So in this particular linear regression model we are given that $\beta_0=0$.
The goal is to find the estimator, $\hat\beta_1$, and show that it is consistent.
I managed to find $\hat\beta_1$ as follows:
$u_i=Y_i-\hat{Y}_i=Y_i-\hat{{\beta}_i}X_i$
$u_{i}^{2}=(Y_i-\hat{{\beta}_i}X_i)^2$
$\sum u_{i}^{2}=\sum (Y_i-\hat{{\beta}_i}X_i)^2$
$\frac{\delta \sum u_i^2}{\delta\hat{\beta_1}}=\frac{\delta \sum (Y_i-\hat{{\beta}_i}X_i)^2}{\delta\hat{\beta_1}} \leftarrow 0$
$\sum (-2X_i)(Y_i-X_i\hat\beta_1)=0$
$\sum X_iY_i-\hat\beta_1\sum X_i^2=0$
$\frac{\sum Y_i}{\sum X_i}=\hat\beta_1$
To be consistent, I know that $Pr(\left|\hat\beta_1-\beta_1\right| \leq c)=1$ must be the case
Hence I get
$Pr(\left|\frac{\sum Y_i}{\sum X_i} – \frac{Y_i}{X_i}\right| \leq c)=1$ must be the case.
This is where I am stuck. How do I go from here to show that the estimator is consistent?
Is this even the right approach to begin with? Thanks.
Best Answer
The condition for consistency is actually $$\Pr\left(\left|\frac{\sum_i Y_i}{\sum_i X_i}-\beta_1\right|>c\right)\to 1$$
That is, it's $\beta_1$ that the ratio needs to be close to, and the probability needs to be 1 only asymptotically. Also, it's relatively unusual that you need to prove consistency directly in that way; usually you can show your statistic is made up of pieces that you know are consistent and argue that the whole thing is consistent.

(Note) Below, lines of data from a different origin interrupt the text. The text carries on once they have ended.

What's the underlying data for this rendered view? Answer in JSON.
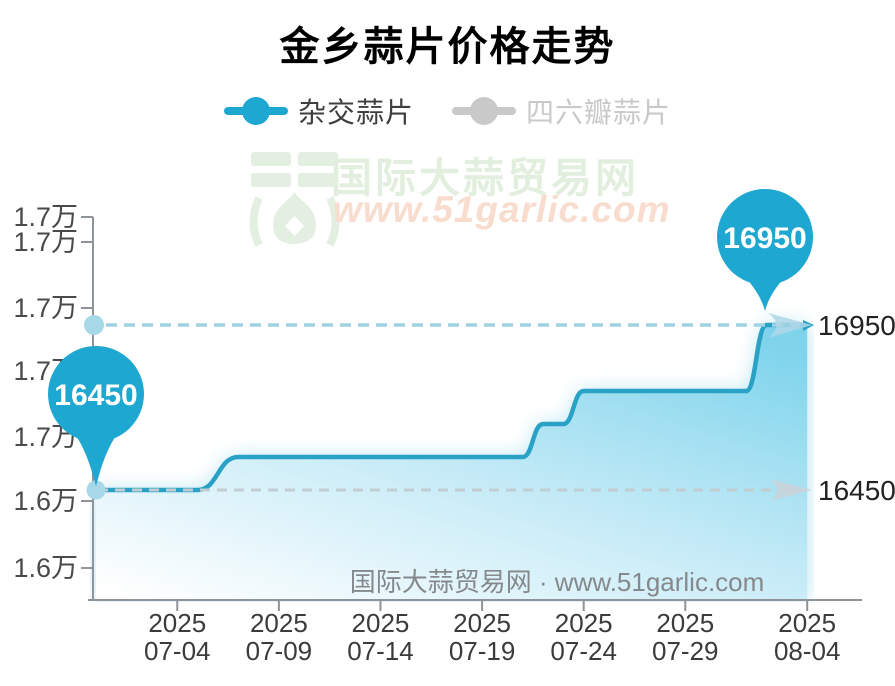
{
  "title": "金乡蒜片价格走势",
  "legend": {
    "items": [
      {
        "label": "杂交蒜片",
        "color": "#1ea7d0",
        "selected": true
      },
      {
        "label": "四六瓣蒜片",
        "color": "#c9c9c9",
        "selected": false
      }
    ]
  },
  "watermark": {
    "brand": "国际大蒜贸易网",
    "url": "www.51garlic.com",
    "footer": "国际大蒜贸易网 · www.51garlic.com"
  },
  "chart_data": {
    "type": "line",
    "title": "金乡蒜片价格走势",
    "legend_position": "top",
    "grid": false,
    "x_axis": {
      "tick_labels": [
        [
          "2025",
          "07-04"
        ],
        [
          "2025",
          "07-09"
        ],
        [
          "2025",
          "07-14"
        ],
        [
          "2025",
          "07-19"
        ],
        [
          "2025",
          "07-24"
        ],
        [
          "2025",
          "07-29"
        ],
        [
          "2025",
          "08-04"
        ]
      ]
    },
    "y_axis": {
      "tick_labels": [
        "1.7万",
        "1.7万",
        "1.7万",
        "1.7万",
        "1.7万",
        "1.6万",
        "1.6万"
      ],
      "approx_value_range": [
        16100,
        17250
      ]
    },
    "series": [
      {
        "name": "杂交蒜片",
        "color": "#1ea7d0",
        "visible": true,
        "points": [
          [
            "2025-06-30",
            16450
          ],
          [
            "2025-07-05",
            16450
          ],
          [
            "2025-07-07",
            16550
          ],
          [
            "2025-07-21",
            16550
          ],
          [
            "2025-07-22",
            16650
          ],
          [
            "2025-07-23",
            16650
          ],
          [
            "2025-07-24",
            16750
          ],
          [
            "2025-08-01",
            16750
          ],
          [
            "2025-08-02",
            16950
          ],
          [
            "2025-08-04",
            16950
          ]
        ]
      },
      {
        "name": "四六瓣蒜片",
        "color": "#c9c9c9",
        "visible": false,
        "points": []
      }
    ],
    "markers": [
      {
        "label": "16450",
        "value": 16450,
        "position": "series-start"
      },
      {
        "label": "16950",
        "value": 16950,
        "position": "series-end"
      }
    ]
  },
  "colors": {
    "series_line": "#2aa2c5",
    "balloon": "#1ea7d0",
    "area_top": "#7fd4ec",
    "dashed_high": "#9fd2e2",
    "dashed_low": "#c2cdd2",
    "axis": "#8e9499",
    "watermark_green": "#e2efde",
    "watermark_pink": "#f8dccd"
  }
}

Instead of sums in the fraction defining $\hat\beta_1$, think of means $$\hat\beta_1 = \frac{\frac{1}{n}\sum_i Y_i}{\frac{1}{n}\sum_i X_i}$$ That's the same, since the $n$s cancel from the top and bottom, but we have the Law of Large Numbers for means.
As long as the distribution of $Y|X$ has a finite mean, the numerator converges in probability (or almost surely) to $E[Y]$.
What happens with the denominator depends on what you're assuming about $X$. If $X$ are random, then the law of large numbers applies, and the denominator converges in probability (or almost surely) to $E[X]$.
So, the ratio converges to $E[Y]/E[X]$. According to the model, $E[Y|X=x]=\beta_1 x$, so $E[Y]=E[E[Y|X=x]]=\beta_1E[X]$, so $E[Y]/E[X]=\beta_1$ and we are done.